A fellow classmate mansplained a paper to me during my first month at college. It was my own essay.
Yes. Sitting in my U.S. Diplomatic History lecture, the stranger sitting next to me asked me how I thought my first paper went, which was due a few days before. I told him I was confident about my essay, and he suggested we swap papers and read them. After looking over my paper for less than 90 seconds, he turned to me and said “I think it’s brave of you to argue that President McKinley had a greater impact on the Spanish-American War than John Hay.” Slightly confused, I tried to respond and clarify that he misinterpreted my argument. “Actually,” he remarked, cutting me off mid-sentence, “you are arguing that because you mention…”
I was completely caught off guard. My classmate was explaining my own essay to me as if he wrote it – as if I wasn’t smart enough to understand the nuances in the argument that I was making. He handed back my laptop looking almost proud of himself, as if he had somehow helped me understand a concept I was already familiar with. My cheeks were tinged red with embarrassment, and I was overcome with a sense of horror as I realized that although I wasn’t used to this blatant display of misogyny, plenty of other girls at GW were.
I spent my four years of high school at Notre Dame de Sion, an all-girls Catholic school in Kansas City, Missouri. I spent the latter half of my teenage years unafraid of speaking up in class, confident in my place in an academic setting and uninterrupted by boys who were instilled with a sense of superiority over women. The all-girls environment at Sion, while benefiting me in countless other ways, left me unprepared for a co-ed higher education experience. Although I was blindsided, I am more upset at the fact that this is something many of my female classmates are used to.
During the six weeks I’ve spent as a college student, I have seen more women interrupted, talked over, dismissed and ignored in an academic setting than I have in the previous 18 years of my life. When discussing this with my female friends who graduated from co-ed public high schools, I am faced with a resounding yeah, that’s just how it is. It’s disheartening, especially when attending a university that prides itself on its diversity and inclusivity.

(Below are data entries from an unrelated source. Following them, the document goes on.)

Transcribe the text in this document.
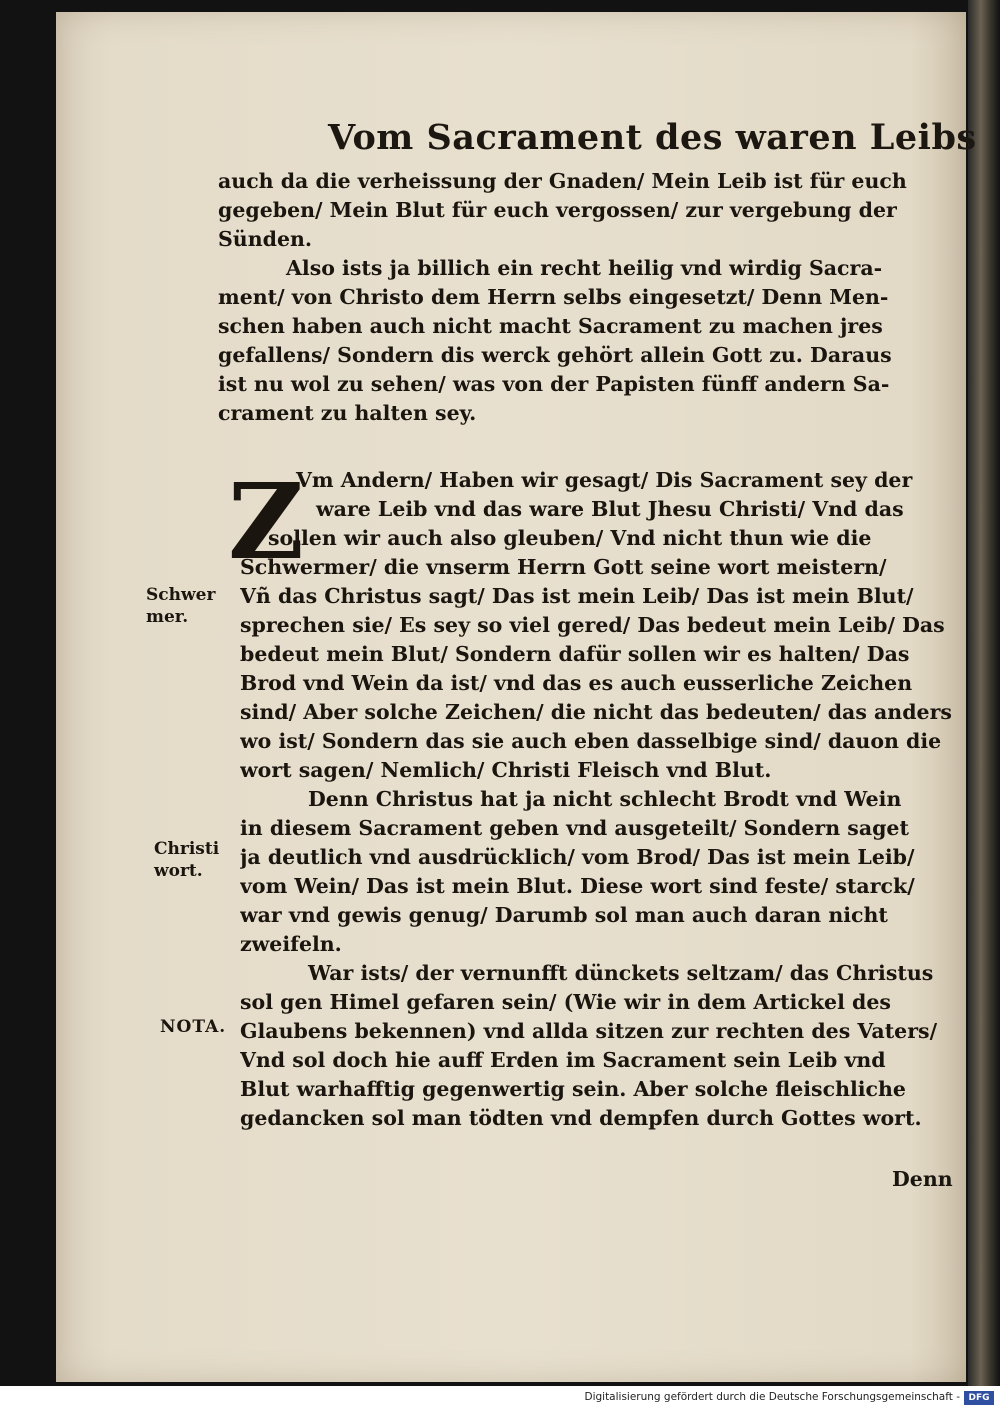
Vom Sacrament des waren Leibs
auch da die verheissung der Gnaden/ Mein Leib ist für euch
gegeben/ Mein Blut für euch vergossen/ zur vergebung der
Sünden.
Also ists ja billich ein recht heilig vnd wirdig Sacra-
ment/ von Christo dem Herrn selbs eingesetzt/ Denn Men-
schen haben auch nicht macht Sacrament zu machen jres
gefallens/ Sondern dis werck gehört allein Gott zu. Daraus
ist nu wol zu sehen/ was von der Papisten fünff andern Sa-
crament zu halten sey.
Z
Vm Andern/ Haben wir gesagt/ Dis Sacrament sey der
ware Leib vnd das ware Blut Jhesu Christi/ Vnd das
sollen wir auch also gleuben/ Vnd nicht thun wie die
Schwermer/ die vnserm Herrn Gott seine wort meistern/
Vñ das Christus sagt/ Das ist mein Leib/ Das ist mein Blut/
sprechen sie/ Es sey so viel gered/ Das bedeut mein Leib/ Das
bedeut mein Blut/ Sondern dafür sollen wir es halten/ Das
Brod vnd Wein da ist/ vnd das es auch eusserliche Zeichen
sind/ Aber solche Zeichen/ die nicht das bedeuten/ das anders
wo ist/ Sondern das sie auch eben dasselbige sind/ dauon die
wort sagen/ Nemlich/ Christi Fleisch vnd Blut.
Denn Christus hat ja nicht schlecht Brodt vnd Wein
in diesem Sacrament geben vnd ausgeteilt/ Sondern saget
ja deutlich vnd ausdrücklich/ vom Brod/ Das ist mein Leib/
vom Wein/ Das ist mein Blut. Diese wort sind feste/ starck/
war vnd gewis genug/ Darumb sol man auch daran nicht
zweifeln.
War ists/ der vernunfft dünckets seltzam/ das Christus
sol gen Himel gefaren sein/ (Wie wir in dem Artickel des
Glaubens bekennen) vnd allda sitzen zur rechten des Vaters/
Vnd sol doch hie auff Erden im Sacrament sein Leib vnd
Blut warhafftig gegenwertig sein. Aber solche fleischliche
gedancken sol man tödten vnd dempfen durch Gottes wort.
Denn
Schwer
mer.
Christi
wort.
NOTA.
Digitalisierung gefördert durch die Deutsche Forschungsgemeinschaft - DFG
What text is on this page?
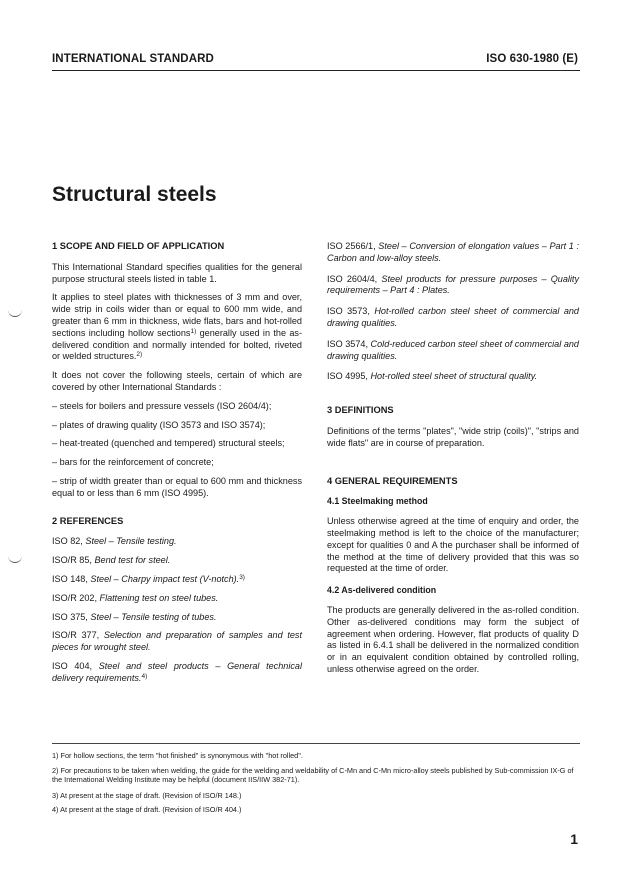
INTERNATIONAL STANDARD	ISO 630-1980 (E)
Structural steels
1 SCOPE AND FIELD OF APPLICATION

This International Standard specifies qualities for the general purpose structural steels listed in table 1.

It applies to steel plates with thicknesses of 3 mm and over, wide strip in coils wider than or equal to 600 mm wide, and greater than 6 mm in thickness, wide flats, bars and hot-rolled sections including hollow sections$^{1)}$ generally used in the as-delivered condition and normally intended for bolted, riveted or welded structures.$^{2)}$

It does not cover the following steels, certain of which are covered by other International Standards :

– steels for boilers and pressure vessels (ISO 2604/4);

– plates of drawing quality (ISO 3573 and ISO 3574);

– heat-treated (quenched and tempered) structural steels;

– bars for the reinforcement of concrete;

– strip of width greater than or equal to 600 mm and thickness equal to or less than 6 mm (ISO 4995).

2 REFERENCES

ISO 82, Steel – Tensile testing.

ISO/R 85, Bend test for steel.

ISO 148, Steel – Charpy impact test (V-notch).$^{3)}$

ISO/R 202, Flattening test on steel tubes.

ISO 375, Steel – Tensile testing of tubes.

ISO/R 377, Selection and preparation of samples and test pieces for wrought steel.

ISO 404, Steel and steel products – General technical delivery requirements.$^{4)}$

ISO 2566/1, Steel – Conversion of elongation values – Part 1 : Carbon and low-alloy steels.

ISO 2604/4, Steel products for pressure purposes – Quality requirements – Part 4 : Plates.

ISO 3573, Hot-rolled carbon steel sheet of commercial and drawing qualities.

ISO 3574, Cold-reduced carbon steel sheet of commercial and drawing qualities.

ISO 4995, Hot-rolled steel sheet of structural quality.

3 DEFINITIONS

Definitions of the terms "plates", "wide strip (coils)", "strips and wide flats" are in course of preparation.

4 GENERAL REQUIREMENTS
4.1 Steelmaking method

Unless otherwise agreed at the time of enquiry and order, the steelmaking method is left to the choice of the manufacturer; except for qualities 0 and A the purchaser shall be informed of the method at the time of delivery provided that this was so requested at the time of order.

4.2 As-delivered condition

The products are generally delivered in the as-rolled condition. Other as-delivered conditions may form the subject of agreement when ordering. However, flat products of quality D as listed in 6.4.1 shall be delivered in the normalized condition or in an equivalent condition obtained by controlled rolling, unless otherwise agreed on the order.

1) For hollow sections, the term "hot finished" is synonymous with "hot rolled".
2) For precautions to be taken when welding, the guide for the welding and weldability of C-Mn and C-Mn micro-alloy steels published by Sub-commission IX-G of the International Welding Institute may be helpful (document IIS/IIW 382-71).
3) At present at the stage of draft. (Revision of ISO/R 148.)
4) At present at the stage of draft. (Revision of ISO/R 404.)
1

Although GW has a majority female population, the University’s academic culture ignores and perpetuates misogyny in the classroom, leaving male students with a sense of entitlement and female students like me feeling out of place.
Honestly, I expected more out of such a liberal, progressive school. Coming from a majority conservative state – albeit a relatively liberal part of it – I was excited to come to GW and be a part of a college that presented itself as a dynamic, forward-thinking institution. In many ways, GW fulfills that expectation. Through the Women’s Leadership Program, the Title IX Office’s large presence on campus and the countless women’s organizations affiliated with the University, GW on paper seems to value and support women in every aspect of their time on campus. But from what I’ve learned and experienced in my short time being enrolled at GW, it feels largely performative. My roommate Chloe, who also attended an all-girls high school, goes home at least once a week frustrated with a male classmate who dismissed or belittled her in a discussion or lecture. And more often than not, I come home complaining about the same thing. Women studying at GW deserve to be supported in every aspect of life while studying here, not just through extracurriculars and organizations.
This is not to say that the majority of the male community at GW is intentionally malicious or see themselves as better than women. But the academic community leaves unconscious bias against women unchecked and unaddressed. I have not had a single professor reprimand a male student who has interrupted me. My teaching assistants fail to stand up for my female classmates when they are talked over in discussions. While unintentional, it is a systemic failure that GW needs to address. Whether through quarterly rather than yearly mandatory staff and student bias training, hiring more female professors or bolstering Title IX services, it is imperative that GW focuses resources on protecting and supporting women in academics.
Students have mandatory bias training at the beginning of every school year, as well as mandatory Title IX training. But these one-time programs do not go far enough to make sure that women are actually protected throughout the school year. Other than Title IX, women don’t have avenues to report gender discrimination in the classroom, and reporting an incident of discrimination to the Title IX office does not guarantee punishment for the perpetrator. This leaves no incentive for male members of the GW community to confront their biases and change, as they are not punished for treating women as they always have. The University needs to implement more oversight, more resources and more punishment for those who commit gender-based discrimination in the academic setting, or else nothing will change.
I have experienced some of the most disheartening and humiliating displays of misogyny I have ever faced in my life during my first six weeks at GW. It is heartbreaking, discouraging and most importantly, eye-opening. Women deserve an equal place in the classroom, and GW has an obligation to make sure that place is protected on campus.
Maggie McKinney, a freshman majoring in political science, is an opinions writer.